Бабушка отерла свое заплаканное лицо и сказала с приветливою улыбкой:
— Благодарю вас, хорошо рассказали. Нельзя не сознаться, что кум рассказывает как по-писанному, все бы его слушал да слушал и забыл бы, что солнце уже за горами.
При этом бабушка показала на тени, показавшиеся в комнате, и отложила веретено.
— Подождите минуточку, только дам зерна птице, тогда провожу вас с горы! — сказала охотничиха, и бабушка охотно согласилась подождать.

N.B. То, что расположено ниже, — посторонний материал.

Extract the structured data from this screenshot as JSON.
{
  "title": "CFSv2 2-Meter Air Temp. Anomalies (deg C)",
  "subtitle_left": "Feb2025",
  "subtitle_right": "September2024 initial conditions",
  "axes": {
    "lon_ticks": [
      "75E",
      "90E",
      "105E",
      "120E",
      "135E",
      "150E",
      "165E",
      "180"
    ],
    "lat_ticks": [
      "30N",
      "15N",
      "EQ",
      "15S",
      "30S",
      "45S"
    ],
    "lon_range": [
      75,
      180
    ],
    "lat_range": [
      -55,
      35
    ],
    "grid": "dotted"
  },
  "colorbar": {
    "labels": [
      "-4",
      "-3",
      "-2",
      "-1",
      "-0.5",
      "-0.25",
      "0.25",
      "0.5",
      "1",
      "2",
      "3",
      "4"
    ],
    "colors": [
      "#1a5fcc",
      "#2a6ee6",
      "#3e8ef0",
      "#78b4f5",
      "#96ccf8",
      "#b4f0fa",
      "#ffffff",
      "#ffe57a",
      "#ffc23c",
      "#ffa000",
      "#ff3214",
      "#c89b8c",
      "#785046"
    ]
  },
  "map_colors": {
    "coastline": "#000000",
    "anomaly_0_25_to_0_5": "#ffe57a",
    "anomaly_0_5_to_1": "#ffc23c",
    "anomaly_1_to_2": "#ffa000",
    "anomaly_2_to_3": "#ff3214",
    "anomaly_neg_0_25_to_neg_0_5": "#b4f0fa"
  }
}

— А я пойду с вами до моста, надобно еще в лес, — прибавил охотник, вставая из-за стола. Охотничиха побежала за зерном, и через минуту раздался на дворе голосистый зов: цып, цып, цып! — и птица слеталась со всех концов. Прежде всех явились воробьи, как будто бы этот зов относился и к ним. Охотничиха при этом заметила: «Ну, вы всегда первые!», но они не обратили на это внимания.
Бабушка стояла на пороге и не пускала от себя детей, чтобы не спугнули птицу, которою она любовалась с большим удовольствием. Какой тут птицы не было! Были и серые гуси с гусятами, утки с утятами, черные турецкие утки, домашние хорошенькие курочки, тирольки на высоких ногах, с развевающимся хохолком, павлины, цесарки[59], индюшки с индюком, так громко кричавшим и пыхтевшим, как будто дело какое делал; голуби обыкновенные и мохноногие. Все это столпилось в одну кучу, гонялось за зерном, наступало друг другу на ноги. Один скакал через другого, подлезал и пролезал, где только мог, а воробьи, эти уличные мальчишки, насытившись, скакали по глупым гусям и уткам. Немножко дальше сидели кролики; ручная белка смотрела на детей с каштанового дерева, держа хвост выше головы, как султан на офицерской каске. На заборе сидела кошка, жадными глазами наблюдая за воробьями. Собаки смирно сидели возле детей, потому что охотничиха держала в руке прутик. Но когда черный петух погнался за гусенком, утащившим у него из-под носа зерно, и когда гусенок бежал возле самой морды Гектора, то он никак не мог удержаться, чтобы не потянуться за ним.
— Посмотрите-ка! — закричала хозяйка: — старый осел вздумал заигрывать! Вот тебе на память! — и она ударила его прутом.
Гектор от такого наказания застыдился перед своими младшими товарищами, и опустив голову, пополз в сени. Бабушка при этом заметила: «Ну как же быть сыну лучше отца!» Гектор был отец Султана, съевшего у бабушки столько хорошеньких утят.
Кормление кончилось. Птица вся уселась на насест. Дети получили от Франтика и Бертика красивые павлиньи перья; охотничиха дала бабушке яиц от тиролек и взяла Аннушку на руки; охотник перебросил ружье через плечо, позвал Гектора, и все двинулись из приветливого дома. Серна пошла за ними как собачка.
У подошвы горы охотничиха пожелала всем доброй ночи и повернула с детьми домой; у моста охотник протянул бабушке свою загорелую руку и направился к лесу. Ян долго следил за ним и потом сказал Барунке:
— Когда буду немножко побольше, пойду к пану Бейеру и буду с ним ходить на тягу.
— Но с тобой нужно будет посылать еще кого-нибудь, потому что ты боишься лешачих и огненных людей, — подсмеивалась над ним Барунка.
— Что ты тут смыслишь? — отвечал сердито Ян, — когда я буду побольше, так не буду бояться.
Бабушка, идя мимо плотины, поглядела на покрытый мохом пень и вздохнула, подумав о Викторке: «Бедная девушка!»